Prime Minister Scott Morrison is confident none of his coalition colleagues will get in the way of changes to ensure no school can exclude LGBT students.
A controversial review of religious freedoms has recommended allowing religious schools to discriminate against students on the basis of their sexuality.
But Mr Morrison revealed on Saturday the coalition would reject the advice, opting instead to strengthen discrimination laws to make sure no school can discriminate against LGBT young people.
The prime minister said he does not forsee any problems with the position in his own party room.
It was reached after discussions with his cabinet.

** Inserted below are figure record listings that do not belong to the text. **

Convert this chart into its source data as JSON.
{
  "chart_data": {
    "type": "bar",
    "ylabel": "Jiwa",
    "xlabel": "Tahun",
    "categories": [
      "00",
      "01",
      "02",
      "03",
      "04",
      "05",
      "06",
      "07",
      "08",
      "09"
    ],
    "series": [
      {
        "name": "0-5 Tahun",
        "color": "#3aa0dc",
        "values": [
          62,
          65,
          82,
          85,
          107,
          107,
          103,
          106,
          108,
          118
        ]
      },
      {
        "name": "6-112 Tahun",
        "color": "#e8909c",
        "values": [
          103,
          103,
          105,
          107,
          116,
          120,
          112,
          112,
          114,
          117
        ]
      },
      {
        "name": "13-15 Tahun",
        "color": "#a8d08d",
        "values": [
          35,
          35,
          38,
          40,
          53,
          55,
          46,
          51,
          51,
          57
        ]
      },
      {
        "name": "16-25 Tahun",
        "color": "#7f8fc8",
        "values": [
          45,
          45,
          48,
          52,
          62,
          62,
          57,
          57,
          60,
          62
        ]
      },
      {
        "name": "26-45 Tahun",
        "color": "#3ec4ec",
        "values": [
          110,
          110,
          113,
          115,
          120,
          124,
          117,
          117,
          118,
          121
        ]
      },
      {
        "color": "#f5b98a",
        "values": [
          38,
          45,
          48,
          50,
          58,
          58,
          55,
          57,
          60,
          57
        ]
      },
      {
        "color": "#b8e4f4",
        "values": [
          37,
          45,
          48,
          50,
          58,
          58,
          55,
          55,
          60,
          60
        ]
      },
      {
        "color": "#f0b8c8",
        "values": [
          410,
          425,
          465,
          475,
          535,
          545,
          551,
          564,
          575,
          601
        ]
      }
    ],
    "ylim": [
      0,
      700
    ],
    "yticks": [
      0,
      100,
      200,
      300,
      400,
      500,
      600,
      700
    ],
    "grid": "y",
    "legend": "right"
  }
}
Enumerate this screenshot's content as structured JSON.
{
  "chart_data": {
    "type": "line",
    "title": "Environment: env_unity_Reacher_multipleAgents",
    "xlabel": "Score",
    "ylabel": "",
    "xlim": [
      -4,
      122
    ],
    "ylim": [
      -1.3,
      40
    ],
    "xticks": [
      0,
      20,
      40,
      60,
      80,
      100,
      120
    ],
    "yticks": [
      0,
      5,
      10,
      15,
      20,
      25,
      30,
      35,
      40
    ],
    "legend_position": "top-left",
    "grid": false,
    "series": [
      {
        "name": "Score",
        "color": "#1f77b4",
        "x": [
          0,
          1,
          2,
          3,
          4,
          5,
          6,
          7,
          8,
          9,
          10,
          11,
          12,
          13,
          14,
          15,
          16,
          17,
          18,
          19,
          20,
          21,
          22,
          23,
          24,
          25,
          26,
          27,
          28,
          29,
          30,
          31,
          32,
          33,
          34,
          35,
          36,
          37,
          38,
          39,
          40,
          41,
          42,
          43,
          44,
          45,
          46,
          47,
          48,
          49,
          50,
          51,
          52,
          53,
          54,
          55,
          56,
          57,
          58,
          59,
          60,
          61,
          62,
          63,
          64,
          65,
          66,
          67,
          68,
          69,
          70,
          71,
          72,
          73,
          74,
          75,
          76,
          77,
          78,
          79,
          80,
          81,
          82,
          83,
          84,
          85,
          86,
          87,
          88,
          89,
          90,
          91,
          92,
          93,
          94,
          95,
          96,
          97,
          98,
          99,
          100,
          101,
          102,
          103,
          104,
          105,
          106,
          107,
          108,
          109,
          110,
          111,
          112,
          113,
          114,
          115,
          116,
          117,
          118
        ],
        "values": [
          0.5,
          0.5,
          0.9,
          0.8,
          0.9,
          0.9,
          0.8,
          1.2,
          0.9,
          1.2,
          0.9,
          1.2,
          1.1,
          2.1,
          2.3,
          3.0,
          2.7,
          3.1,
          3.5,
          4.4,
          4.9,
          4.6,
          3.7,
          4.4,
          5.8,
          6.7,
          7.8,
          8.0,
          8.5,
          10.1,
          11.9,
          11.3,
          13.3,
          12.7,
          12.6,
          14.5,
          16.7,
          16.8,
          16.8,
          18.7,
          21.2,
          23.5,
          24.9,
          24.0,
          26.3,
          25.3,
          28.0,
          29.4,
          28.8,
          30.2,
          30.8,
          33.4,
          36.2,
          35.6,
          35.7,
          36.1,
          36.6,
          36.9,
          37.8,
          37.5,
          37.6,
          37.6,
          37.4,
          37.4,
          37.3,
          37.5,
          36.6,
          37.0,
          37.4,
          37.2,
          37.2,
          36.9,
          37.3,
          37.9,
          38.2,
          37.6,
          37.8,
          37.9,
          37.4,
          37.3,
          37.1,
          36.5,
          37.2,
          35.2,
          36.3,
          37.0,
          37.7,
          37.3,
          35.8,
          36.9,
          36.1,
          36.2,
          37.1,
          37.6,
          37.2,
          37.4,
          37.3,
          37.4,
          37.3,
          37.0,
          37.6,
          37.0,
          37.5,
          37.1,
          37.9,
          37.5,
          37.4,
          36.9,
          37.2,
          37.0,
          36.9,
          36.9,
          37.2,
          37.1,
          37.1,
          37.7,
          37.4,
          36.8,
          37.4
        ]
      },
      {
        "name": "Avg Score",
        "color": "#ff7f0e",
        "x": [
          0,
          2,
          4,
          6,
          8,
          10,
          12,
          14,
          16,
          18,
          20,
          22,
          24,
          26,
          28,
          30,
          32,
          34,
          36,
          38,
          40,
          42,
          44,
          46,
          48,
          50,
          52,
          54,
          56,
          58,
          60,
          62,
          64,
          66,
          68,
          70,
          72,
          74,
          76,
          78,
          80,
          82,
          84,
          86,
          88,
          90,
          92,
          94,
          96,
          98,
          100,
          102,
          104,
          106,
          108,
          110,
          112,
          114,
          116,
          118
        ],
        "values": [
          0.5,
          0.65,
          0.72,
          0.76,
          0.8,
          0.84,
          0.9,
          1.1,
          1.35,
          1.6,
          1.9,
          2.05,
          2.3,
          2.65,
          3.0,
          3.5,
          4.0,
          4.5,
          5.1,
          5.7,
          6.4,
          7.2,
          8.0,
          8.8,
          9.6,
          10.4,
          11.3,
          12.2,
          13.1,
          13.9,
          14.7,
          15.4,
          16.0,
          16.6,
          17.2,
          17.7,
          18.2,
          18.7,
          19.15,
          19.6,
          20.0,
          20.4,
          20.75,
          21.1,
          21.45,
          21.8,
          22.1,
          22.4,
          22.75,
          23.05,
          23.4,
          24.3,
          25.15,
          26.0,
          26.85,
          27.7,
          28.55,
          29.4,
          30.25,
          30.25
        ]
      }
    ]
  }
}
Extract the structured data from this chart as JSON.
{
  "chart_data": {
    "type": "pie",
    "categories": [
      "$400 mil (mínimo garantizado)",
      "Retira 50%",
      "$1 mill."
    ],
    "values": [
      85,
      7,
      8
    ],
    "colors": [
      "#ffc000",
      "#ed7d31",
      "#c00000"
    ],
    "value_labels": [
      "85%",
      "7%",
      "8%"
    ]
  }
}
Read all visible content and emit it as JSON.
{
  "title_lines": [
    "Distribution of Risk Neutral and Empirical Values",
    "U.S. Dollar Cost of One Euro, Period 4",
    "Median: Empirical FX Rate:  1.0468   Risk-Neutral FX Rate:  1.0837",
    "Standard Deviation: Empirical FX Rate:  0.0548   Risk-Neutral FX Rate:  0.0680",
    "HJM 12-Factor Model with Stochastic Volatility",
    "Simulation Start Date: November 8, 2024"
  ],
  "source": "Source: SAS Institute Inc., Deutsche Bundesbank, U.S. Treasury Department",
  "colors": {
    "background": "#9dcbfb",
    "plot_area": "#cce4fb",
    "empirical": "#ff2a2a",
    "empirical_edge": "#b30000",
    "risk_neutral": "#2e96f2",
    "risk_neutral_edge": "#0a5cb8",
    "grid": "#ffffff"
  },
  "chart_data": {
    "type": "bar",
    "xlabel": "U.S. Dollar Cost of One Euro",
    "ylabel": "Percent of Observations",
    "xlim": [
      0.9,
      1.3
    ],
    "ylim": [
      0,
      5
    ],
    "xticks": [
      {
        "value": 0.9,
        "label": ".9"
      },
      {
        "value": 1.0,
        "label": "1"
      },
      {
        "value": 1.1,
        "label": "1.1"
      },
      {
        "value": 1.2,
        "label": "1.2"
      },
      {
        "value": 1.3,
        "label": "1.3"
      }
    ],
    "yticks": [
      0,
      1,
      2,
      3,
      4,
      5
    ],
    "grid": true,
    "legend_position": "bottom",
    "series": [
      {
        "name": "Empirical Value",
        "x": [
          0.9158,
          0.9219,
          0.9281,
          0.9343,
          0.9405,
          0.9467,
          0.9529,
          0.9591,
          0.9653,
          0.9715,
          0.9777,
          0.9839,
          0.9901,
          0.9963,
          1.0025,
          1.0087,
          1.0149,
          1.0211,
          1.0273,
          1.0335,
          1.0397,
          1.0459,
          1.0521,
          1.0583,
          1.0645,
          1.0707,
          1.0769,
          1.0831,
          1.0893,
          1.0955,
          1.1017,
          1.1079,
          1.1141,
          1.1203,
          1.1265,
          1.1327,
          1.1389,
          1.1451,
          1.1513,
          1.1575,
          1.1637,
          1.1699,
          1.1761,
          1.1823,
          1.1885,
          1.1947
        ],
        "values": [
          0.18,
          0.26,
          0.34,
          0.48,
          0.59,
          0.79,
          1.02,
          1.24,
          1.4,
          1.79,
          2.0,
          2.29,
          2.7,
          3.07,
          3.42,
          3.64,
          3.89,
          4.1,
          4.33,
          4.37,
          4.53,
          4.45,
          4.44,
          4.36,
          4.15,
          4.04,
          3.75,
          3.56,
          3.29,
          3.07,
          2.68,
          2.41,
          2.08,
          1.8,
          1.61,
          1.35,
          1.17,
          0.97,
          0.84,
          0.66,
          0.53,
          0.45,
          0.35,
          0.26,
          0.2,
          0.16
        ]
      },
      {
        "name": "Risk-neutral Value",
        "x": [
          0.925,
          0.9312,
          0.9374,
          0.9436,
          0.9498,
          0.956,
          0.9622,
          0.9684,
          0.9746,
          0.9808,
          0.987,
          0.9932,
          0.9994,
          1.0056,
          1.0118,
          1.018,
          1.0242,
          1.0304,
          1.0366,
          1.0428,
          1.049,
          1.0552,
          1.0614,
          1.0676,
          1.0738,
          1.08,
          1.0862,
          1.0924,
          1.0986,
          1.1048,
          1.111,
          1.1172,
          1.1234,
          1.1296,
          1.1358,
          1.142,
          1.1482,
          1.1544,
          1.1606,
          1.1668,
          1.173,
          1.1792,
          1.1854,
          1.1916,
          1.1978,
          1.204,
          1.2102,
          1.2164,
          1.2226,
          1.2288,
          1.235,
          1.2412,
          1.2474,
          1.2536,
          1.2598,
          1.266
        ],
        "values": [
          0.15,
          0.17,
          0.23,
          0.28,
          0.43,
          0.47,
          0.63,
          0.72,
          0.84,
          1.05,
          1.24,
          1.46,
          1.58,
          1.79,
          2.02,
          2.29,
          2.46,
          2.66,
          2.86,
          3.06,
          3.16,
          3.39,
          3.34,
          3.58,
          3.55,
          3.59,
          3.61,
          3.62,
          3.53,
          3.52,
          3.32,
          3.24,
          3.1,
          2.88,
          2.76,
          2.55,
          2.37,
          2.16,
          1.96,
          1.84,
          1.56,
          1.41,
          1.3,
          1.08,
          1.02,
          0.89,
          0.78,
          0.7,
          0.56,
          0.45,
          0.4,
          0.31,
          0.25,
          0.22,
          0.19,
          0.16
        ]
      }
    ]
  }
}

"I have only had strong messages of support from my colleagues," he told reporters in Adelaide on Sunday.
Religious schools have not been excluding LGBT students despite Labor introducing the current arrangements in 2013, he stressed.
But he said the prospect has been causing "unnecessary anxiety", which the coalition will aim to fix in the coming fortnight.
"I hope we can do that without a whole bunch of posturing and hoopla, that we just actually get on with it. No one goes into point scoring. We just get it done," he said.
The Greens are pushing for an amendment to the coalition's proposed law that would also protect LGBT teachers from being excluded.
Labor leader Bill Shorten says it's right to have a discussion on that issue.
"It's probably time to have a conversation about what other exemptions to discrimination we provide against teachers in our school system. So let's have that conversation," he told reporters in Melbourne on Sunday.
But the opposition is calling for the government to release the full review into religious freedoms, led by former Liberal minister Philip Ruddock.
So far only the report's recommendations are public, having been leaked to the media this week.
The report had first been handed to Prime Minister Malcolm Turnbull in May.
"The first thing we need to do is find out what is in the review, what have the experts said? I'm sure the experts don't mind telling us," Mr Shorten said.